Train Samples: 14011  
Validation Samples: 3250  
Test Samples: 3453  

#### Exploring first sample from the train dataset

In [42]:
conll_dataset["train"][0]

{'id': '0',
 'tokens': ['EU',
  'rejects',
  'German',
  'call',
  'to',
  'boycott',
  'British',
  'lamb',
  '.'],
 'pos_tags': [22, 42, 16, 21, 35, 37, 16, 21, 7],
 'chunk_tags': [11, 21, 11, 12, 21, 22, 11, 12, 0],
 'ner_tags': [3, 0, 7, 0, 0, 0, 7, 0, 0]}

In [43]:
ner_labels = conll_dataset["train"].features["ner_tags"].feature
ner_labels

ClassLabel(names=['O', 'B-PER', 'I-PER', 'B-ORG', 'I-ORG', 'B-LOC', 'I-LOC', 'B-MISC', 'I-MISC'], id=None)

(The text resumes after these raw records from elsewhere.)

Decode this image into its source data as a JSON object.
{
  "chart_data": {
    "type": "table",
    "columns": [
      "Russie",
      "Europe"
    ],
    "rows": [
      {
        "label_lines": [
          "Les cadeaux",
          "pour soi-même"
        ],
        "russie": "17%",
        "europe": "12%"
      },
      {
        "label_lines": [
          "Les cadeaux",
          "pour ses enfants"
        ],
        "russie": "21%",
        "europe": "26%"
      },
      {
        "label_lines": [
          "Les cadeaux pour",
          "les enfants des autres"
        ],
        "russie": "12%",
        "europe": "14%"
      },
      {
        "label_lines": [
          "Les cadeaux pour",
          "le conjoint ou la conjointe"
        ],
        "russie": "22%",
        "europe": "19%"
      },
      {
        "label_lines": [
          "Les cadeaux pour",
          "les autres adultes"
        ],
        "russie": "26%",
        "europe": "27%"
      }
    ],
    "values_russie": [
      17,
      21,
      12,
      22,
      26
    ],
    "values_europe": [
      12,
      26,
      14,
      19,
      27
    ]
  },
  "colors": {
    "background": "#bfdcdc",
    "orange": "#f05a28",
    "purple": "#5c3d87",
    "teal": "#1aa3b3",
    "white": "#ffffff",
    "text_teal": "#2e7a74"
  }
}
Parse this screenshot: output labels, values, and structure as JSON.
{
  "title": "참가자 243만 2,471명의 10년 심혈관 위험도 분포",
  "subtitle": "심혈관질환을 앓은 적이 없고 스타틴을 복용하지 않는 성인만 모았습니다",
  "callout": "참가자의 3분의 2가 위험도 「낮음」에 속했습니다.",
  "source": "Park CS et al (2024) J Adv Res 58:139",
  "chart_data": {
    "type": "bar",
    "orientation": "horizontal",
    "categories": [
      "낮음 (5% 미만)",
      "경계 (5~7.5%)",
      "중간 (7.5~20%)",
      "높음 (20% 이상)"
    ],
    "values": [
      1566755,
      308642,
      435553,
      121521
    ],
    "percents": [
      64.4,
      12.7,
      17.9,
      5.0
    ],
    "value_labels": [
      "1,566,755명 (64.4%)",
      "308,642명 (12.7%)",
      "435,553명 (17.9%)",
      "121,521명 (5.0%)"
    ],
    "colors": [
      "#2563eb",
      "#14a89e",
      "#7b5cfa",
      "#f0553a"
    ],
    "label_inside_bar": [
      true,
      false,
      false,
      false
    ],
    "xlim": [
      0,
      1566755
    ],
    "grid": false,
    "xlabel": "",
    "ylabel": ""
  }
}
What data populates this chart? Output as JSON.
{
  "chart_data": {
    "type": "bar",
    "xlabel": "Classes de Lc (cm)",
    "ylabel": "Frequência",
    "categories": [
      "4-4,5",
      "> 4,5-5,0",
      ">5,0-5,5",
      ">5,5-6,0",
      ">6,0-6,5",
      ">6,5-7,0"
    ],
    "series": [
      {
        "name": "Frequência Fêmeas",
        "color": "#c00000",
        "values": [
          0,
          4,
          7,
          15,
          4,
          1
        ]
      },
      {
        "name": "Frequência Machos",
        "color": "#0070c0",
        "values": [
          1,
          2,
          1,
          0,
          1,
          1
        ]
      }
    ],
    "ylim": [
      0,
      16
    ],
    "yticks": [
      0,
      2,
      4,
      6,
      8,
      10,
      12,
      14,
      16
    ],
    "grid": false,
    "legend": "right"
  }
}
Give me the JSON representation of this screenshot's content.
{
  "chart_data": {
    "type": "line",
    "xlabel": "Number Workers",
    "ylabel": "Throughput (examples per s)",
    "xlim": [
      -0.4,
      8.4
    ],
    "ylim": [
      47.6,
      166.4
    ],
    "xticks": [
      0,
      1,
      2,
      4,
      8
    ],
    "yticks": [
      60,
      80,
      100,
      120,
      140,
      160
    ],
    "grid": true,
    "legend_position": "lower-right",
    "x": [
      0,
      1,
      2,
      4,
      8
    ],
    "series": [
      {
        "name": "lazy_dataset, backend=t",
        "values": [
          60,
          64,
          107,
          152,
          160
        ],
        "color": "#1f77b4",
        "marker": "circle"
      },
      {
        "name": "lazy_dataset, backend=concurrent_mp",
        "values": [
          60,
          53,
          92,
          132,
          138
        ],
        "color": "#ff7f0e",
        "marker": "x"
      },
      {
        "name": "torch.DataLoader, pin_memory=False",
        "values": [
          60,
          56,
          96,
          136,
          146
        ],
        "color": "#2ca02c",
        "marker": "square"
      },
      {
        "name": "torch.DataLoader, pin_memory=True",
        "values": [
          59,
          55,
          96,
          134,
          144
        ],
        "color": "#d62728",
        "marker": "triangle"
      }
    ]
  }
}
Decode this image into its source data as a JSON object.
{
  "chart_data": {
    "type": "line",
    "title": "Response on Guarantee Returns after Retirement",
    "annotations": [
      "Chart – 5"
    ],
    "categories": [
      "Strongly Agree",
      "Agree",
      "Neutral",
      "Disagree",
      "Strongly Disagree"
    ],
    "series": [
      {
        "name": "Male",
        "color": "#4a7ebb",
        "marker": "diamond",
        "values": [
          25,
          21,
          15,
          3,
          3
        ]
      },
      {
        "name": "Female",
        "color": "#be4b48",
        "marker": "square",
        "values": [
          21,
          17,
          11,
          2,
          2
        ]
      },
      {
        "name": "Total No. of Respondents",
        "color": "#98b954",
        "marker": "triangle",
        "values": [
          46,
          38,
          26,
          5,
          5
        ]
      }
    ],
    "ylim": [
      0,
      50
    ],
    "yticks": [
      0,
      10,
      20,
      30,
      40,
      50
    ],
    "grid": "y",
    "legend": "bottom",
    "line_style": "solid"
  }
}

| Numeric Tag | NER Label | Description                          |
|-------------|-----------|--------------------------------------|
| 0           | O         | Outside any named entity             |
| 1           | B-PER     | Beginning of a Person entity         |
| 2           | I-PER     | Inside a Person entity               |
| 3           | B-ORG     | Beginning of an Organization entity  |
| 4           | I-ORG     | Inside an Organization entity        |
| 5           | B-LOC     | Beginning of a Location entity       |
| 6           | I-LOC     | Inside a Location entity             |
| 7           | B-MISC    | Beginning of a Miscellaneous entity  |
| 8           | I-MISC    | Inside a Miscellaneous entity        |


In [44]:
df = pd.DataFrame(conll_dataset["train"][0])
df["ner_tags"] = df["ner_tags"].apply(ner_labels.int2str)
df

Unnamed: 0,id,tokens,pos_tags,chunk_tags,ner_tags
0,0,EU,22,11,B-ORG
1,0,rejects,42,21,O
2,0,German,16,11,B-MISC
3,0,call,21,12,O
4,0,to,35,21,O
5,0,boycott,37,22,O
6,0,British,16,11,B-MISC
7,0,lamb,21,12,O
8,0,.,7,0,O